In December 2022 and early January 2023, scientists deployed eight passive acoustic moorings along the southeast U.S. Atlantic coast to learn about marine mammals and their underwater environment. These moorings were specifically deployed to monitor for the presence of North Atlantic right whales when they visit their southeast U.S. calving grounds during the winter calving season. Specialized oceanographic instruments, called SoundTraps™, are autonomous acoustic recorders that are attached to the moorings. They record sounds from the ocean, including whale calls, fish calls, and shipping traffic. They can be deployed to record ocean soundscapes for up to 6 months at a time, and then are recovered to collect and analyze the recordings.
The moorings will remain in the water recording the ocean soundscape until next month, when they will be recovered.
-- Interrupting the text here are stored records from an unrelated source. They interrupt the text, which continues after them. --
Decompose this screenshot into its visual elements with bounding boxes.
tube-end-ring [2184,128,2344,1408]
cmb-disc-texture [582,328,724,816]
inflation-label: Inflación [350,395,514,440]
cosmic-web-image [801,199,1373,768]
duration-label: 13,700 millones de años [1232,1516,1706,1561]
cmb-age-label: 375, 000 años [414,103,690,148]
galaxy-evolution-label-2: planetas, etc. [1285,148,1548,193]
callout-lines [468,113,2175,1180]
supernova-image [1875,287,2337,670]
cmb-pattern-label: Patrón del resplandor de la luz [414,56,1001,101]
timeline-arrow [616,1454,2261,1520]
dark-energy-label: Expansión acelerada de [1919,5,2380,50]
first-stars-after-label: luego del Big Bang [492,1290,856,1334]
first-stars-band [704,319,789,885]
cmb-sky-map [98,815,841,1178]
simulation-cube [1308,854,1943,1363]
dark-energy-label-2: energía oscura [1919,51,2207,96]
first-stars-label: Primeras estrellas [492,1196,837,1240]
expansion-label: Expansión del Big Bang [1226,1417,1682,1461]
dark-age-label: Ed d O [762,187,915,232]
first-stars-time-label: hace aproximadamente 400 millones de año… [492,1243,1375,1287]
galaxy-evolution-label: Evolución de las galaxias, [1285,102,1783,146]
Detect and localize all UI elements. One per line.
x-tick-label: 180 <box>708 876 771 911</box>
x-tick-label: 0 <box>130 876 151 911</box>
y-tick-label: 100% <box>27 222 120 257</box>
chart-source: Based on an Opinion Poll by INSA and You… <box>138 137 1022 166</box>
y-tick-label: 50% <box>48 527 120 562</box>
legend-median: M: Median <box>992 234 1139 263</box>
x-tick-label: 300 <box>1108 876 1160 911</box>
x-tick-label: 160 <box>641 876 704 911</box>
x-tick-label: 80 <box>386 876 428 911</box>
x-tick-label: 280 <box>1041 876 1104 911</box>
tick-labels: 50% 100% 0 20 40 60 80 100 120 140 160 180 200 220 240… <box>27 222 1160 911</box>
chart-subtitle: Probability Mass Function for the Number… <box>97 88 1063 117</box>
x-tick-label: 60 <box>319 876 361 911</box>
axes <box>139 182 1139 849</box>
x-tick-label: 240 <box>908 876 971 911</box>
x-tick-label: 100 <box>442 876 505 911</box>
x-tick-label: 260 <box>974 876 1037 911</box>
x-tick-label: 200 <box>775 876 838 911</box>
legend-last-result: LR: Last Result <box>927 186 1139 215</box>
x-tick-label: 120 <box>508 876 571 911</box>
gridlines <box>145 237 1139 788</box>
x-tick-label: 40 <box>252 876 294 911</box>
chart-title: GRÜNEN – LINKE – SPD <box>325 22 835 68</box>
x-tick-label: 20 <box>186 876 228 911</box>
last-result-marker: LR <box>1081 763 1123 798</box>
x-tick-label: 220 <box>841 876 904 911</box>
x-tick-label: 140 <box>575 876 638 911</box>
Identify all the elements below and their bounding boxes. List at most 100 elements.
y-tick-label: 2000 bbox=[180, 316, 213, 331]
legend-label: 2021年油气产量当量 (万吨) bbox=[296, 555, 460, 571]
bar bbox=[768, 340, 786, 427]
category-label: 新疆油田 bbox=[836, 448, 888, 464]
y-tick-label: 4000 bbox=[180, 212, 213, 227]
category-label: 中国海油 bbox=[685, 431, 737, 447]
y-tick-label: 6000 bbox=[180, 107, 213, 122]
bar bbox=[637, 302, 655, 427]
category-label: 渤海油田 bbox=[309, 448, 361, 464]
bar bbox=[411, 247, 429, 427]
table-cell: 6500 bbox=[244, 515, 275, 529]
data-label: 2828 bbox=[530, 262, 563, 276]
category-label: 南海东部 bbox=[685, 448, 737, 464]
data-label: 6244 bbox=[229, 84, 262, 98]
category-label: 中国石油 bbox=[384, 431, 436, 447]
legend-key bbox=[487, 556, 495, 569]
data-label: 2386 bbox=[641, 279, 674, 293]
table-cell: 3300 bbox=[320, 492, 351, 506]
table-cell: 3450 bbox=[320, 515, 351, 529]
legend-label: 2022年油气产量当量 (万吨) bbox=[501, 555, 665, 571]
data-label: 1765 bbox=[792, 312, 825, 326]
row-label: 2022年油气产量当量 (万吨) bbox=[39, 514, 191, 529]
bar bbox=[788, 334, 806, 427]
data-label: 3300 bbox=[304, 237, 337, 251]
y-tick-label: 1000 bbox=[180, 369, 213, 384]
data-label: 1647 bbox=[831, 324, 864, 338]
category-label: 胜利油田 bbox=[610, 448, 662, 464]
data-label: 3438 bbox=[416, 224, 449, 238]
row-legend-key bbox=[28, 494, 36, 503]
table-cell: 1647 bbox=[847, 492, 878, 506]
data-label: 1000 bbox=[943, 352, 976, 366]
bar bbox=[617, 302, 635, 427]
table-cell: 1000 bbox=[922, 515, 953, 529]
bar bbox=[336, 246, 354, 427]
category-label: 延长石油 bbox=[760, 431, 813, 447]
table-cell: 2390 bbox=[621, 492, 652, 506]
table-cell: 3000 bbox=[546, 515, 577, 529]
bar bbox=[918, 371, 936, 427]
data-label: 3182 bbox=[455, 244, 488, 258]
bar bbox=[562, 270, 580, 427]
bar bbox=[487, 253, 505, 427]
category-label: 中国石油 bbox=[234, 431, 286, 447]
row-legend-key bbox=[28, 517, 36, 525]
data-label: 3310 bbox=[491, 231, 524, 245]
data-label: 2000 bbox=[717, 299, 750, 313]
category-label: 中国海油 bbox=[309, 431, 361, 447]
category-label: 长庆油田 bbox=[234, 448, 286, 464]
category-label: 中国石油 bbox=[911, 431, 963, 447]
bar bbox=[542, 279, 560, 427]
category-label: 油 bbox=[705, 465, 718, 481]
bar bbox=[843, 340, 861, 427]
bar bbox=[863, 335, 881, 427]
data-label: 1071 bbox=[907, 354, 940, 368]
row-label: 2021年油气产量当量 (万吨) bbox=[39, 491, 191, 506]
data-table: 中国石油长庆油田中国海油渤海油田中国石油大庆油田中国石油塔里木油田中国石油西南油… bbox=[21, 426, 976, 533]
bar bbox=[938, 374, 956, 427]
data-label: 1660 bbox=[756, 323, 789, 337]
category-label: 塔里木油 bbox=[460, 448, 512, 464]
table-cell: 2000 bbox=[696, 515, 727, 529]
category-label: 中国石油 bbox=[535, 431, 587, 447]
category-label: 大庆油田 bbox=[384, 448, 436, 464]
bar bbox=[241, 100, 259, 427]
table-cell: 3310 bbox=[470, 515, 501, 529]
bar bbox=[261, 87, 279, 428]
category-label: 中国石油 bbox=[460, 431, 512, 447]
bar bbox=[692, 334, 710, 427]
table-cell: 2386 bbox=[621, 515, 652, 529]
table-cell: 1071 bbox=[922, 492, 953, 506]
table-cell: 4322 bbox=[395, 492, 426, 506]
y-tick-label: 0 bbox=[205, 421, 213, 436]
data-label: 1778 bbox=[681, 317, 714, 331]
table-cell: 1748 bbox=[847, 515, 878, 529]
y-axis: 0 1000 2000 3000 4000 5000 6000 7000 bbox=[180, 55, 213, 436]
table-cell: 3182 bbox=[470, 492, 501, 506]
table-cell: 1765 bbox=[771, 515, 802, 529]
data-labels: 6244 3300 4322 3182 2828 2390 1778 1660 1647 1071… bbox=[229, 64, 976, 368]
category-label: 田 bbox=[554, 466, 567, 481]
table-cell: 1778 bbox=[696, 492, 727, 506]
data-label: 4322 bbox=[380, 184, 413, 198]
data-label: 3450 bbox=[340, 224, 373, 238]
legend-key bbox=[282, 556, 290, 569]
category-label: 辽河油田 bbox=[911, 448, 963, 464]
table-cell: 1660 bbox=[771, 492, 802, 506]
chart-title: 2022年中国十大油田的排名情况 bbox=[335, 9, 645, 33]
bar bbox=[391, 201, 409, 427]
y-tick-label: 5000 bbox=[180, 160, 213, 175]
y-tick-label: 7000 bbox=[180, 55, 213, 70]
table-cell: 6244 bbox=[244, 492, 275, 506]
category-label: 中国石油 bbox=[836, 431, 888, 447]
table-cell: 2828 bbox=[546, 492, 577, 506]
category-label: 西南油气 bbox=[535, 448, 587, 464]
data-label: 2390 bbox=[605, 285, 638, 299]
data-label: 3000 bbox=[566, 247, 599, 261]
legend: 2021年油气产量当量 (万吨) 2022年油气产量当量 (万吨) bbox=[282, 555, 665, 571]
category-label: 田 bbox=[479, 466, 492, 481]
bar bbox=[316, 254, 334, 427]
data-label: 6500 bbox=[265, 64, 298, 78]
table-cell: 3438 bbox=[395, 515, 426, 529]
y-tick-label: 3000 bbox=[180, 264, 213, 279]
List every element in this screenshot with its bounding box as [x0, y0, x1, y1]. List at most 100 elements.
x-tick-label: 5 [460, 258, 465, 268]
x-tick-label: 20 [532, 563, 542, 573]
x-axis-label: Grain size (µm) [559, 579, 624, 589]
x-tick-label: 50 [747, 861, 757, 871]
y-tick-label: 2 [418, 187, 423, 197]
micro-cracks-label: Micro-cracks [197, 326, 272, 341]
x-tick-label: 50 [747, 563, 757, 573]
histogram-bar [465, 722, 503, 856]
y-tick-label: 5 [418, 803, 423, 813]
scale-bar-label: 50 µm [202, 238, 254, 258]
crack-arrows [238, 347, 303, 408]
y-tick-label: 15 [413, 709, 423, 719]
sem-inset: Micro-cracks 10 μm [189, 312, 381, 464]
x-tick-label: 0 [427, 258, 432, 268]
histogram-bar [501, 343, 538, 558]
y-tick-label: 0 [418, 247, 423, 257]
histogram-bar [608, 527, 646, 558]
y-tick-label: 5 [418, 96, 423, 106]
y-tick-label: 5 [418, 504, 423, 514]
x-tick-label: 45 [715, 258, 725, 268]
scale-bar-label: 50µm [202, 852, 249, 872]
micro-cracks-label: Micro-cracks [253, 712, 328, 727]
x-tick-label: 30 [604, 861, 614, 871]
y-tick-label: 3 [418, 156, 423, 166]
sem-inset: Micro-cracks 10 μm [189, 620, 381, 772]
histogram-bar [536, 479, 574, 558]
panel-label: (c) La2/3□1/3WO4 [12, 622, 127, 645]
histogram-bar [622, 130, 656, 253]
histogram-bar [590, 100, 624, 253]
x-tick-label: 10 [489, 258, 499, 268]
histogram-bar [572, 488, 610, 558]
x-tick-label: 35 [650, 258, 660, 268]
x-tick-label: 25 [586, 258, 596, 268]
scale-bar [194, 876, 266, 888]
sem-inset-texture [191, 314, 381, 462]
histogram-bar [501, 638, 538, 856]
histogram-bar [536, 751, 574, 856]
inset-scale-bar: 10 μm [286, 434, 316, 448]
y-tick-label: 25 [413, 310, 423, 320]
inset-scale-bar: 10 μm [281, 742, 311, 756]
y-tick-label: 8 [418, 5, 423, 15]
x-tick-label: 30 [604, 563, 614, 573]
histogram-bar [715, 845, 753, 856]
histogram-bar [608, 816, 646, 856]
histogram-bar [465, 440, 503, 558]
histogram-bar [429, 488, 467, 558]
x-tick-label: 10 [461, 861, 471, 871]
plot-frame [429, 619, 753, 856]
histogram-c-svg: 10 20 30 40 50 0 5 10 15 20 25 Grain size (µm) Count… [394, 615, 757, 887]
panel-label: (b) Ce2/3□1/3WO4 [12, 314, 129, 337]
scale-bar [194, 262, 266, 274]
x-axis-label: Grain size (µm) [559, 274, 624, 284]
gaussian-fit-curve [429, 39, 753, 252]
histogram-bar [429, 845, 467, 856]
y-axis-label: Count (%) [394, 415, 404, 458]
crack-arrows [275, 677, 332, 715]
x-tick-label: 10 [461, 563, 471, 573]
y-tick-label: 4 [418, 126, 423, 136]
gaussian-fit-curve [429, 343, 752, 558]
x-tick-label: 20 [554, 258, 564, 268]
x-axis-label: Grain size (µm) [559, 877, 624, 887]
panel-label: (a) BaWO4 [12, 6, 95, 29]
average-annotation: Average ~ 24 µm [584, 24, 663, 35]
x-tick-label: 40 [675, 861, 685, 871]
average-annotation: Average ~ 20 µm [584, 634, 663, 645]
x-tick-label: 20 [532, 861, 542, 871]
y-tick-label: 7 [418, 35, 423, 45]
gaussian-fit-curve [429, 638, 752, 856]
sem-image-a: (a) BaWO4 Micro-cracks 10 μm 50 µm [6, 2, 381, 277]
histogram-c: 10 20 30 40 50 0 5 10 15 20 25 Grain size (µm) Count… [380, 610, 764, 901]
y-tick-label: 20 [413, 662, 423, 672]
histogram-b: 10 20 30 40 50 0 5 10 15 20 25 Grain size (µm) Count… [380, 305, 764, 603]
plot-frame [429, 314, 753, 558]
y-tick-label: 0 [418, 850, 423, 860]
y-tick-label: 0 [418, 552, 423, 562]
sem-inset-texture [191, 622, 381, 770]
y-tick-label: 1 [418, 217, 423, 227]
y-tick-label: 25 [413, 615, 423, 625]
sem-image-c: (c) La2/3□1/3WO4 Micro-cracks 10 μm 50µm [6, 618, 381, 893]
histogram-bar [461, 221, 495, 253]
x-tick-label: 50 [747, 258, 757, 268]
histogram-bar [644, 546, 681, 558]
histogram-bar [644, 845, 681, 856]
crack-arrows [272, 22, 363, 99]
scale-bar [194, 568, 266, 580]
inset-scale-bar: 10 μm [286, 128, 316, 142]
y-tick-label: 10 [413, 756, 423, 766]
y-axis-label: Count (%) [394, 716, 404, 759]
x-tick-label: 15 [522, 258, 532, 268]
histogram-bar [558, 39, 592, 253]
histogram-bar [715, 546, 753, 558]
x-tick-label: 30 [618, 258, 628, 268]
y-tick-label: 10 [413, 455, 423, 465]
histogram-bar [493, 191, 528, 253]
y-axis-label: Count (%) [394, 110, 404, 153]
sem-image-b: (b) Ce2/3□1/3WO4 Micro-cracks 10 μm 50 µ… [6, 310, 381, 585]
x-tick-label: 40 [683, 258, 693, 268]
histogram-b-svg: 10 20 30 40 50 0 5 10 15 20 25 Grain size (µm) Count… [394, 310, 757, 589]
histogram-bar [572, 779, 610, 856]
Our scientists will then analyze the recordings to detect North Atlantic right whale calls and other sounds. This will provide information on the day-to-day presence of calling North Atlantic right whales near each of the mooring sites. This information helps us understand how they use this habitat throughout the calving and migration seasons.
The Passive Acoustic Ecology Program at the center's Marine Mammal and Turtle Division uses advanced technologies to learn more about marine mammals. Passive acoustic monitoring techniques rely on specialized underwater sensing and recording equipment. These techniques allow our team to record and listen to the sounds produced by marine life within their habitat in a non-invasive way. As technologies advance, these acoustic recorders become smaller, more affordable, and can be left out in the field for longer periods of time. Passive acoustic monitoring methods pair well with other methods, such as photo identification, tagging, and aerial surveys. Together, they give scientists comprehensive data about individual whales, their health, and their ecology that can be used to protect this species.
Deploying six acoustic moorings in coastal waters off Georgia, South Carolina, and North Carolina during a short good weather window was a large task for even these ambitious field scientists. “It was a whirlwind trip. We slept in four states in four days, but we got it done!” said Jesse Wicker, based in Florida, a research associate for the Marine Mammal and Turtle Division. The trip entailed quite a bit of travel, launching a vessel, preparing the moorings, and deploying them at multiple sites. The last two moorings were deployed off of Florida early this year.
Melissa Soldevilla, the project lead and senior scientist for the Passive Acoustics Ecology Program, explained, “North Atlantic right whales are endangered, so it’s important that we protect every mom and calf. By listening for their calls throughout the calving season, we can better understand how they use this habitat and what areas are important to protect to reduce negative impacts from human activities.”
This passive acoustic research on North Atlantic right whales is complementary to the research conducted by collaborators at the Northeast Fisheries Science Center. There, researchers deploy passive acoustic moorings to listen for North Atlantic right whales on their northeast U.S. foraging grounds. The combined passive acoustic network also provides important information on the migratory corridor between the feeding and calving grounds.